Penso ser importante percebermos que tem havido uma confusão quando se fala em vocação, trabalho e identidade. Vamos primeiramente tentar entender melhor isso.
A compreensão de trabalho foi afetada desde a queda, que passou a ser visto como maldição. Desde os gregos que se tem disseminado a falácia de que “a vida maravilhosa é a vida sem trabalho” e ainda que a “vida contemplativa é mais importante que a vida ativa”. Essa era a ideia que Aristóteles defendia em sua filosofia e mais tarde esse pensamento foi adotado por alguns cristãos, incluindo São Tomás de Aquino que reforçou essa ideia usando a história de Marta e Maria, como se Jesus tivesse valorizado mais a postura contemplativa de Maria do que os esforços necessários de Marta. A Igreja também abraçou essa dicotomia separando o trabalho sacerdotal do trabalho secular. A ênfase dessa dicotomia é que o trabalho que realmente importava era o trabalho do clérigo, dos sacerdotes enquanto os demais trabalhos não eram importantes pois dizia respeito apenas a essa vida humana e terrena. Somente na Reforma Protestante esse pensamento foi corrigido. Os reformadores do século XVI resgataram a ideia de que todo trabalho que seria responder a ordenança divina e re-conceituaram o trabalho “mundano” como um dever que beneficia não apenas o indivíduo, mas também a sociedade como um todo. “A dona de casa trocando a fralda do seu bebê, agrada tanto a Deus quanto o papa fazendo uma oração”, disse Martinho Lutero.

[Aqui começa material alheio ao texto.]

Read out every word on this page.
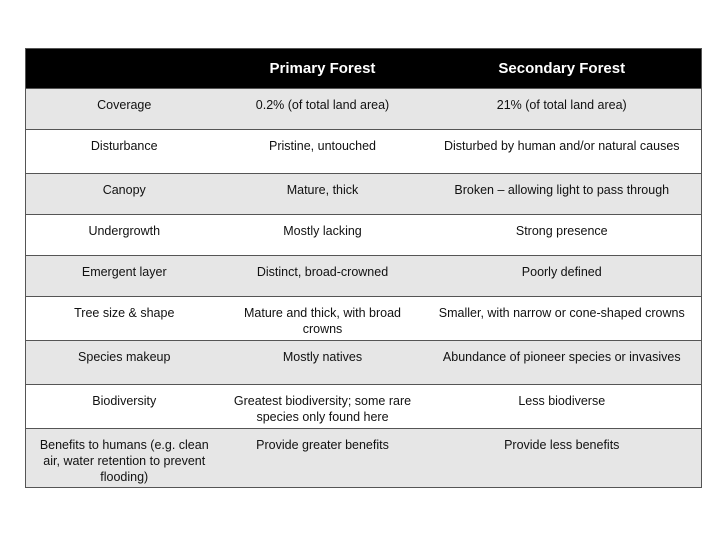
	Primary Forest	Secondary Forest
Coverage	0.2% (of total land area)	21% (of total land area)
Disturbance	Pristine, untouched	Disturbed by human and/or natural causes
Canopy	Mature, thick	Broken – allowing light to pass through
Undergrowth	Mostly lacking	Strong presence
Emergent layer	Distinct, broad-crowned	Poorly defined
Tree size & shape	Mature and thick, with broad crowns	Smaller, with narrow or cone-shaped crowns
Species makeup	Mostly natives	Abundance of pioneer species or invasives
Biodiversity	Greatest biodiversity; some rare species only found here	Less biodiverse
Benefits to humans (e.g. clean air, water retention to prevent flooding)	Provide greater benefits	Provide less benefits
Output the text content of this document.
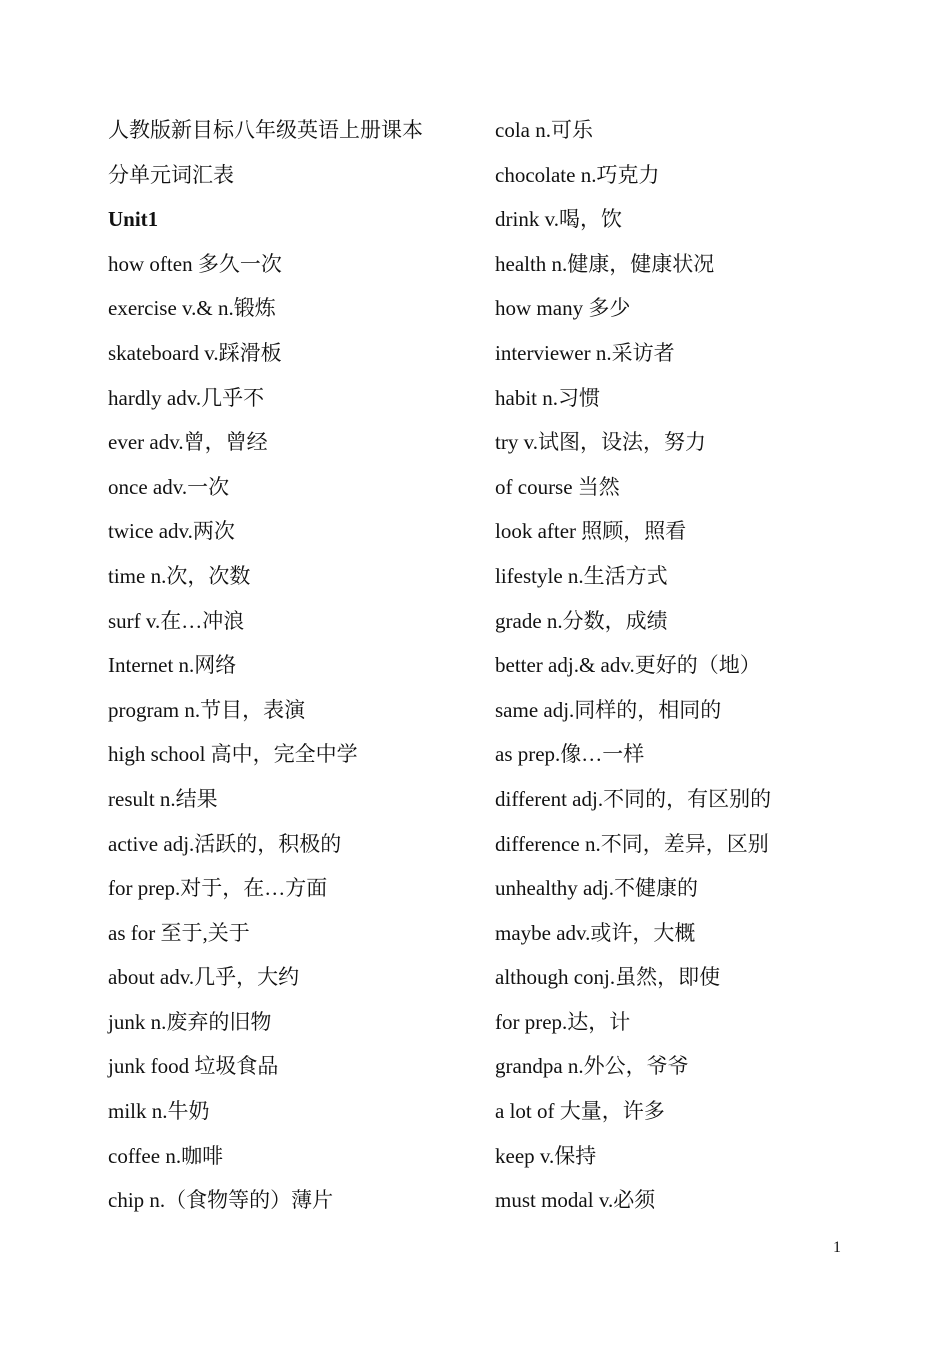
人教版新目标八年级英语上册课本
分单元词汇表
Unit1
how often 多久一次
exercise v.& n.锻炼
skateboard v.踩滑板
hardly adv.几乎不
ever adv.曾，曾经
once adv.一次
twice adv.两次
time n.次，次数
surf v.在…冲浪
Internet n.网络
program n.节目，表演
high school 高中，完全中学
result n.结果
active adj.活跃的，积极的
for prep.对于，在…方面
as for 至于,关于
about adv.几乎，大约
junk n.废弃的旧物
junk food 垃圾食品
milk n.牛奶
coffee n.咖啡
chip n.（食物等的）薄片
cola n.可乐
chocolate n.巧克力
drink v.喝，饮
health n.健康，健康状况
how many 多少
interviewer n.采访者
habit n.习惯
try v.试图，设法，努力
of course 当然
look after 照顾，照看
lifestyle n.生活方式
grade n.分数，成绩
better adj.& adv.更好的（地）
same adj.同样的，相同的
as prep.像…一样
different adj.不同的，有区别的
difference n.不同，差异，区别
unhealthy adj.不健康的
maybe adv.或许，大概
although conj.虽然，即使
for prep.达，计
grandpa n.外公，爷爷
a lot of 大量，许多
keep v.保持
must modal v.必须
1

Foi a partir da Reforma Protestante que o conceito de vocação que anteriormente se aplicava apenas aos sacerdotes foi integrado à ideia do trabalho e a dicotomia entre “sagrado” e “secular” foi sendo tratada pelos reformadores e mais tarde os puritanos. Estes não concebiam o trabalho como algo à parte do contexto espiritual e moral e consideravam como trabalho digno todo serviço realizado a Deus e ao homem. Daí veio a concepção de que para o cristão nada é secular, tudo é espiritual.
A modernidade e a era industrial nos distanciou dessas verdades e sem dúvida a era do humanismo, em que o homem é “fim e a medida de todas as coisas”, afetou novamente o conceito do trabalho. Agora, o que antes era um meio dos homens glorificarem a Deus, passou a ser a sua identidade.
O trabalho foi criado por Deus para o exercício do homem. O trabalho não é o fator definidor da nossa identidade. A cosmovisão mundana nos obriga a pensar que “se eu não tenho uma profissão ou trabalho remunerado eu não sou ninguém, não tenho realização, se eu não tenho uma realização eu não tenho uma identidade”.
Na perspectiva do Evangelho a Vocação de Deus sim tem a ver com a minha identidade. Profissão, trabalho não são a nossa identidade. Quem eu sou? Eu sou um indivíduo criado por Deus para viver para a sua glória. Essa definição está esclarecida na resposta da primeira pergunta de nosso Catecismo Maior de Westminster: 1) Qual o fim principal do homem? Glorificar a Deus e gozá-lo para sempre.
Como eu posso viver para a glória de Deus? Como exerço a minha vocação? um dos meios principais de viver a vocação de Deus é o trabalho. Uma melhor definição de trabalho seria: um meio pela qual eu exerço a vocação de Deus. Qual é a vocação de Deus? viver para Sua glória. de Deus - essa é a nossa vocação.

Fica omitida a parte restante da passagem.